The provinces are freaked out about the cost of enforcing the new and longer sentences; Ontario alone has estimated the cost of enforcement and incarceration at $1 billion per year, and Quebec expects to spend more than $500 million to build more jails. With provincial treasuries reeling from the recession, this is horrible timing.
Consider the situation in Manitoba. The Manitoba Government and General Employees' Union this week sounded the alarm on overcrowding. The number of prisoners in provincial jails (for sentences less than two years and people on remand -- in custody awaiting trial) has doubled since 2004 to 2,200 prisoners. Over that time, however, the number of available beds has only increased by about 25 per cent, to a total of nearly 1,500 beds. So, at any one time, Manitoba jails have close to 700 more prisoners than beds.
The more worrisome trend is even though Manitoba hasn't been able to expand its capacity, total spending on corrections has almost doubled in the same period, to $141 million from $77 million. And remember, that's just spending on jails. You cannot forget policing and court services.
The experience should be the same in all the other provinces and territories. No one seems to know how to cover the costs of all this get-tough lawmaking. Although this space is not known for its influence on federal policies, perhaps it's time for Ottawa to levy a one-point bump in the Goods and Services Tax to cover the costs of locking up more criminals for longer periods of time.
Perhaps the Tories can hold a referendum to gauge public support for the JST (Justice Sales Tax -- only a working title of course), pointing out that it would provide billions of additional dollars for the federal government to pay for its crime-and-punishment fantasies. It would also prove whether the public will put its collective money where its collective mouth is when it comes to getting tough on crime.
Having pulled my tongue out of my cheeky cheek, it should be said nobody, especially those in elected office, would seriously propose a JST. But when Ottawa is already sparring with the provinces over health-care transfer payments and straining under the weight of billions of dollars in annual deficits, it's hard to imagine the central government has the money on hand right now to pay for its own crime bill.
Faced with an increasingly testy council of first ministers, Public Safety Minister Vic Toews and Justice Minister Rob Nicholson are waging a full-time public-relations war in support of the bill. They argue it will not create more criminals, but rather allow for longer incarceration for the most dangerous offenders. They further argue the accrued cost of crime on society is far greater than the costs associated with the new laws.

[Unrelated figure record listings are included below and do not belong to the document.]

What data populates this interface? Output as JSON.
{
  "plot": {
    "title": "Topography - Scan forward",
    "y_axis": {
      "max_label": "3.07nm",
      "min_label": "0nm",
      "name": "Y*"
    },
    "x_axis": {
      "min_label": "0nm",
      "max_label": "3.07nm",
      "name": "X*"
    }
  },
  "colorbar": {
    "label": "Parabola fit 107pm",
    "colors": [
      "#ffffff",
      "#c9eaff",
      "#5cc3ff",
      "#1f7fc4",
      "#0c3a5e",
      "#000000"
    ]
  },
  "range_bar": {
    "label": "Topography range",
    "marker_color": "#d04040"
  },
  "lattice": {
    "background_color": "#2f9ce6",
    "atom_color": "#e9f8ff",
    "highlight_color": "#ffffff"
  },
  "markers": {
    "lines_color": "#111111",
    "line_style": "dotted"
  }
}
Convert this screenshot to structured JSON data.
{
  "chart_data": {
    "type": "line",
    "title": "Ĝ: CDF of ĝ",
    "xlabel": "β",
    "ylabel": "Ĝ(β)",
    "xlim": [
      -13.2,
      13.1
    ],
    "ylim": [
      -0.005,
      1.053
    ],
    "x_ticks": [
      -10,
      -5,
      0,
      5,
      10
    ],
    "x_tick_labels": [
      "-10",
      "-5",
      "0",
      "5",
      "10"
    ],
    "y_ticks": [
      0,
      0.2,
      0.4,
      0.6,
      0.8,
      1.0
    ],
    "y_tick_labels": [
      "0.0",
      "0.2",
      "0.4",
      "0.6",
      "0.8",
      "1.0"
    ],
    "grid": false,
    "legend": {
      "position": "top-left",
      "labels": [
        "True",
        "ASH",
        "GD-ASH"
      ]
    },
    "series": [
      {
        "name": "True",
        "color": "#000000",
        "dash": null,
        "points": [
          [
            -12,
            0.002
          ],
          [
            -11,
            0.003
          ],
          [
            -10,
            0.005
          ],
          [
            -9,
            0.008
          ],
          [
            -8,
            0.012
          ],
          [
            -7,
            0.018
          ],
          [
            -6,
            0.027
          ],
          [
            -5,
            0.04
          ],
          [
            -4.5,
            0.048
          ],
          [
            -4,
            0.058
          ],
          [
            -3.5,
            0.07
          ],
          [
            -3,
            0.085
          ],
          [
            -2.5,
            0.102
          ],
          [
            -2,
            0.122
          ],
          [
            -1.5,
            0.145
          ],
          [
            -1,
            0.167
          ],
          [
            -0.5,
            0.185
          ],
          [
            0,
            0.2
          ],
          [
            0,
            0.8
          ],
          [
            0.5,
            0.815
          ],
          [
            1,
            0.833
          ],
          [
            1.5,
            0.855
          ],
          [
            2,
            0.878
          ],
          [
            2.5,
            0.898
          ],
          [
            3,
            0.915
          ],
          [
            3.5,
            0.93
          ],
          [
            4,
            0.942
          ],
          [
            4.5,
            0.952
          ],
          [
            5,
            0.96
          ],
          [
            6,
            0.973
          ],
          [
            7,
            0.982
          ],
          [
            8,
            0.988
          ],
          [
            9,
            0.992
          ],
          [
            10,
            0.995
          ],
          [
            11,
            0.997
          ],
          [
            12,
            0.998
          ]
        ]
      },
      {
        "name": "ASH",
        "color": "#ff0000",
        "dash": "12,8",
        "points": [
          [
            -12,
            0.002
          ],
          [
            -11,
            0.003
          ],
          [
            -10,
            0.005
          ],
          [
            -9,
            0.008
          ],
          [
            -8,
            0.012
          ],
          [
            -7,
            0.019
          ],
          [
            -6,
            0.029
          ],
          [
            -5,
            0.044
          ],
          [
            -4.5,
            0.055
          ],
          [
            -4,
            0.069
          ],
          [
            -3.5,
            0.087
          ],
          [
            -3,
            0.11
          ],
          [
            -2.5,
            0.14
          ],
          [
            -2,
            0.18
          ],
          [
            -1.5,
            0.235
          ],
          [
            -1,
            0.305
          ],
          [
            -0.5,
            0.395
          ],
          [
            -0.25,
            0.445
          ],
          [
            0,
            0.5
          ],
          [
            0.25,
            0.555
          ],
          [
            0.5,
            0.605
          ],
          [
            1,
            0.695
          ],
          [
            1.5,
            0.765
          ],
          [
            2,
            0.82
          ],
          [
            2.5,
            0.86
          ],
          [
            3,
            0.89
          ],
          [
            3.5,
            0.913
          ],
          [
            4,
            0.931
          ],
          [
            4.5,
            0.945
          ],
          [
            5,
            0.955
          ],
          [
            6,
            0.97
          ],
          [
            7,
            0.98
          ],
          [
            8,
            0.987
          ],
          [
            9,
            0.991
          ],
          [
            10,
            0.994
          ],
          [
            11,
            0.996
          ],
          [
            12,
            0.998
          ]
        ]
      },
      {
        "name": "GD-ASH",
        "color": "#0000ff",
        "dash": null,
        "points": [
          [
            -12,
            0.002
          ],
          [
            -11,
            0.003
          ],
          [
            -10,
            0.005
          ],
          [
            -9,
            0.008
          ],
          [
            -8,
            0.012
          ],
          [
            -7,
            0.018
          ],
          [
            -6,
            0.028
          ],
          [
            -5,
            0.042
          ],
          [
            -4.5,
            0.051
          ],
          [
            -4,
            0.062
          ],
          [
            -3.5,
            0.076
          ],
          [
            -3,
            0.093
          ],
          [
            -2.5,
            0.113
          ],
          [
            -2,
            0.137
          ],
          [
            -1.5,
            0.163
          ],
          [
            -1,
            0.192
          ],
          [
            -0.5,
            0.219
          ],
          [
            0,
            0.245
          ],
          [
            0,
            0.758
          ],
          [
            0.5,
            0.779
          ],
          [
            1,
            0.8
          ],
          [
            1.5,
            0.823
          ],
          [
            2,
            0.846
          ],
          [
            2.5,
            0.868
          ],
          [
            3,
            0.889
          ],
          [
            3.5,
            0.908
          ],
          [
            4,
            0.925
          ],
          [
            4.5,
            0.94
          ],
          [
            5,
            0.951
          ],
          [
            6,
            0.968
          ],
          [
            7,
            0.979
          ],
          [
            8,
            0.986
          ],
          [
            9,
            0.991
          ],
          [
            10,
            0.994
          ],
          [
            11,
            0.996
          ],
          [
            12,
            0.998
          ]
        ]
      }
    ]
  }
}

Toews, a master of his own reality on this issue, recently said he is not comforted by crime statistics, which show crime in most categories is going down, because he knows Canadians are still in danger as long as one criminal walks the streets.

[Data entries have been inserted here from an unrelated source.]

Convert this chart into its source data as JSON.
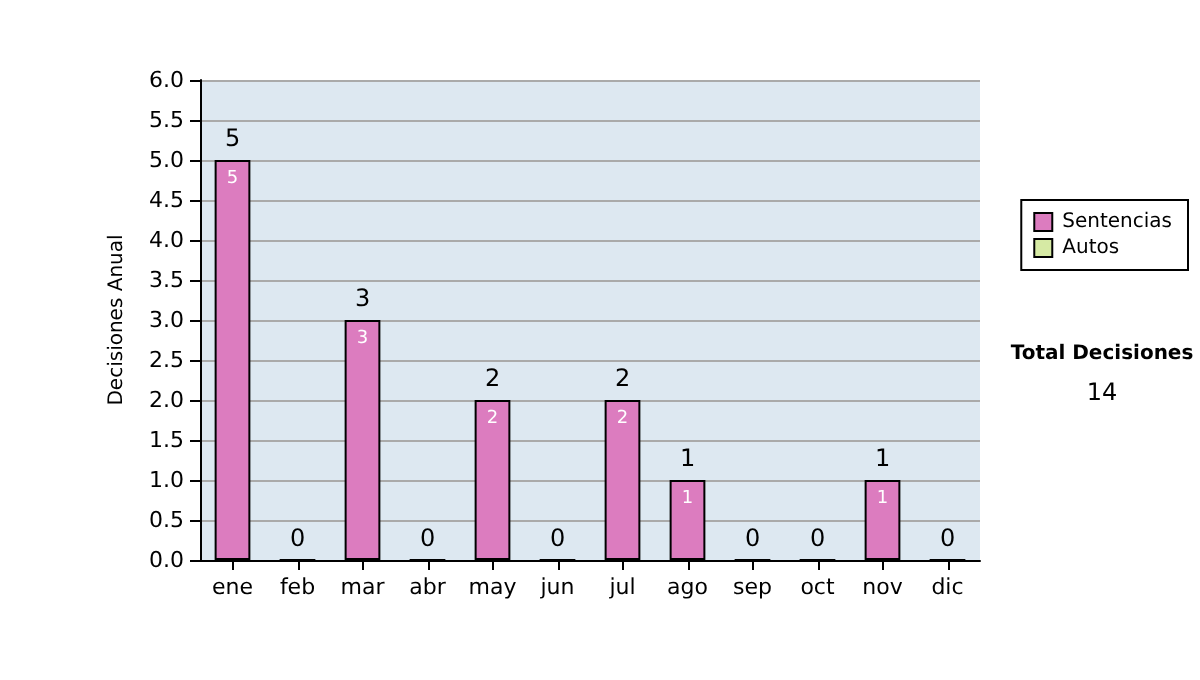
{
  "chart_data": {
    "type": "bar",
    "ylabel": "Decisiones Anual",
    "categories": [
      "ene",
      "feb",
      "mar",
      "abr",
      "may",
      "jun",
      "jul",
      "ago",
      "sep",
      "oct",
      "nov",
      "dic"
    ],
    "series": [
      {
        "name": "Sentencias",
        "color": "#dc7cbf",
        "values": [
          5,
          0,
          3,
          0,
          2,
          0,
          2,
          1,
          0,
          0,
          1,
          0
        ],
        "value_labels": [
          "5",
          null,
          "3",
          null,
          "2",
          null,
          "2",
          "1",
          null,
          null,
          "1",
          null
        ]
      },
      {
        "name": "Autos",
        "color": "#d6eaa4",
        "values": [
          0,
          0,
          0,
          0,
          0,
          0,
          0,
          0,
          0,
          0,
          0,
          0
        ]
      }
    ],
    "stacked": true,
    "totals": [
      "5",
      "0",
      "3",
      "0",
      "2",
      "0",
      "2",
      "1",
      "0",
      "0",
      "1",
      "0"
    ],
    "ylim": [
      0,
      6
    ],
    "yticks": [
      {
        "value": 0,
        "label": "0.0"
      },
      0.5,
      {
        "value": 1,
        "label": "1.0"
      },
      1.5,
      {
        "value": 2,
        "label": "2.0"
      },
      2.5,
      {
        "value": 3,
        "label": "3.0"
      },
      3.5,
      {
        "value": 4,
        "label": "4.0"
      },
      4.5,
      {
        "value": 5,
        "label": "5.0"
      },
      5.5,
      {
        "value": 6,
        "label": "6.0"
      }
    ],
    "grid": "y",
    "legend": "right",
    "annotations": [
      "Total Decisiones",
      "14"
    ]
  }
}
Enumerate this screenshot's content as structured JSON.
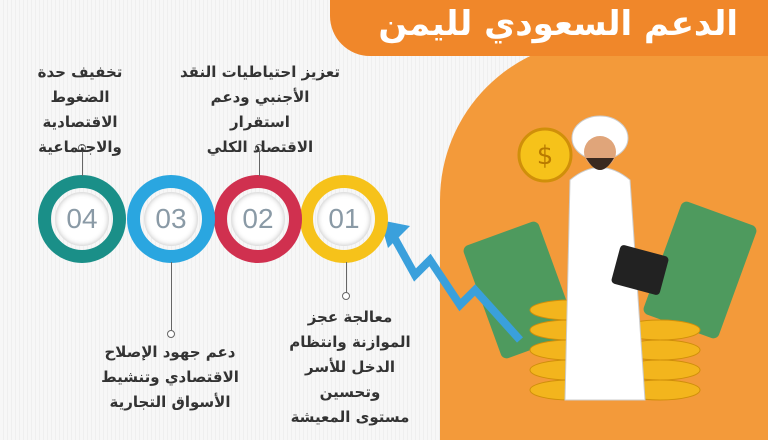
{
  "title": "الدعم السعودي لليمن",
  "steps": [
    {
      "number": "01",
      "color": "#f6c21a",
      "text": [
        "معالجة عجز",
        "الموازنة وانتظام",
        "الدخل للأسر وتحسين",
        "مستوى المعيشة"
      ]
    },
    {
      "number": "02",
      "color": "#d0304f",
      "text": [
        "تعزيز احتياطيات النقد",
        "الأجنبي ودعم استقرار",
        "الاقتصاد الكلي"
      ]
    },
    {
      "number": "03",
      "color": "#2aa6e0",
      "text": [
        "دعم جهود الإصلاح",
        "الاقتصادي وتنشيط",
        "الأسواق التجارية"
      ]
    },
    {
      "number": "04",
      "color": "#1a8f88",
      "text": [
        "تخفيف حدة الضغوط",
        "الاقتصادية",
        "والاجتماعية"
      ]
    }
  ],
  "colors": {
    "accent": "#f0872a"
  }
}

"I'm focused on danger," Toews said. "If there is a danger to (Canadians), that danger needs to be addressed and this legislation addresses that." It does not, however, provide any direction on how to pay for it or how to prioritize the spending to get the biggest impact.
Right now, Ottawa focuses heavily on policing (front end) and corrections (back end), with little attention on what happens in between. So, while we're getting better at catching criminals and incarcerating them longer, we care very little, it seems, about how we administer the justice system after arrest and before sentencing. Funding for legal aid and Crown prosecution services is pathetic. So, even as more people enter the system facing longer sentences, fewer can afford legitimate legal representation. Meanwhile, more and more cases are being dumped on beleaguered, overworked prosecutors. Ottawa is good at the quantity issues but doesn't have much feel for the quality of justice in this country.
If this is a government committed to making Canada "less dangerous," then surely it would be willing to consider modest measures to increase revenue to support the goal of a safer Canada.
It really is time for someone in this debate to take a wee bit of the rhetoric out of their mouths and replace it with some cold, hard cash.